After surging to the highest level in nearly a year during February, pending home sales have slackened a bit.
The National Association of Realtors (NAR) reports its Pending Home Sales Index (PHSI) dipped 0.8% in March, with only the South registering an increase in contract signings.
NAR Chief Economist Lawrence Yun blames sparse inventories for the decline in the forward-looking indicator based on contract signings.
"Home shoppers are coming out in droves this spring and competing with each other for the meager amount of listings in the affordable price range," said Yun. "In most areas, the lower the price of a home for sale, the more competition there is for it. That's the reason why first-time buyers have yet to make up a larger share of the market this year, despite there being more sales overall."
A sellers market
"Sellers are in the driver's seat this spring as the intense competition for the few homes for sale is forcing many buyers to be aggressive in their offers," said Yun. "Buyers are showing resiliency given the challenging conditions. However, at some point -- and the sooner the better -- price growth must ease to a healthier rate.

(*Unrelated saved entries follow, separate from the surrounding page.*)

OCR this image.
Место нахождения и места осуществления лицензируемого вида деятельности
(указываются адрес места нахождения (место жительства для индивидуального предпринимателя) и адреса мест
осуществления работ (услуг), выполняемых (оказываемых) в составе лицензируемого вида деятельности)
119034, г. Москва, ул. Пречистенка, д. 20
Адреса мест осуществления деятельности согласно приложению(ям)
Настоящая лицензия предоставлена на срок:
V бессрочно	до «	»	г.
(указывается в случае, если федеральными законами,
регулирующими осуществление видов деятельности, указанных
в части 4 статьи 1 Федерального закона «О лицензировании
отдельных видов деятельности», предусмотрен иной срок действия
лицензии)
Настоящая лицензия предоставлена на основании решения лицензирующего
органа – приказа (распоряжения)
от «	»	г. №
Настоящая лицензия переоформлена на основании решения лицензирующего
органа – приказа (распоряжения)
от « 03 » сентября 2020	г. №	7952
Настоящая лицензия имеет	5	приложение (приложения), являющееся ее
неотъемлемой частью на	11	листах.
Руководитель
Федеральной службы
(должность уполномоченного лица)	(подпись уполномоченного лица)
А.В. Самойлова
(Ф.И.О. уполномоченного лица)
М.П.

Otherwise sales could slow if affordability conditions worsen."
Yun sees existing-home sales at around 5.64 million this year -- up 3.5% from 2016. The national median existing-home price this year, he speculates, will rise around 5%.
Signings by region
- The PHSI in the Northeast was down 2.9% to 99.1 in March, but it's still up 1.8% from year ago.
- In the Midwest, the index dropped 1.2% to 109.6 and is now 2.4% below its March 2016 level.
- Signings in the West fell 2.9% for an index reading of 94.5, a year-over-year loss of 2.7%.
- Pending home sales in the South were up 1.2% for an index of 129.4 and are now 3.9% above the same month a year ago.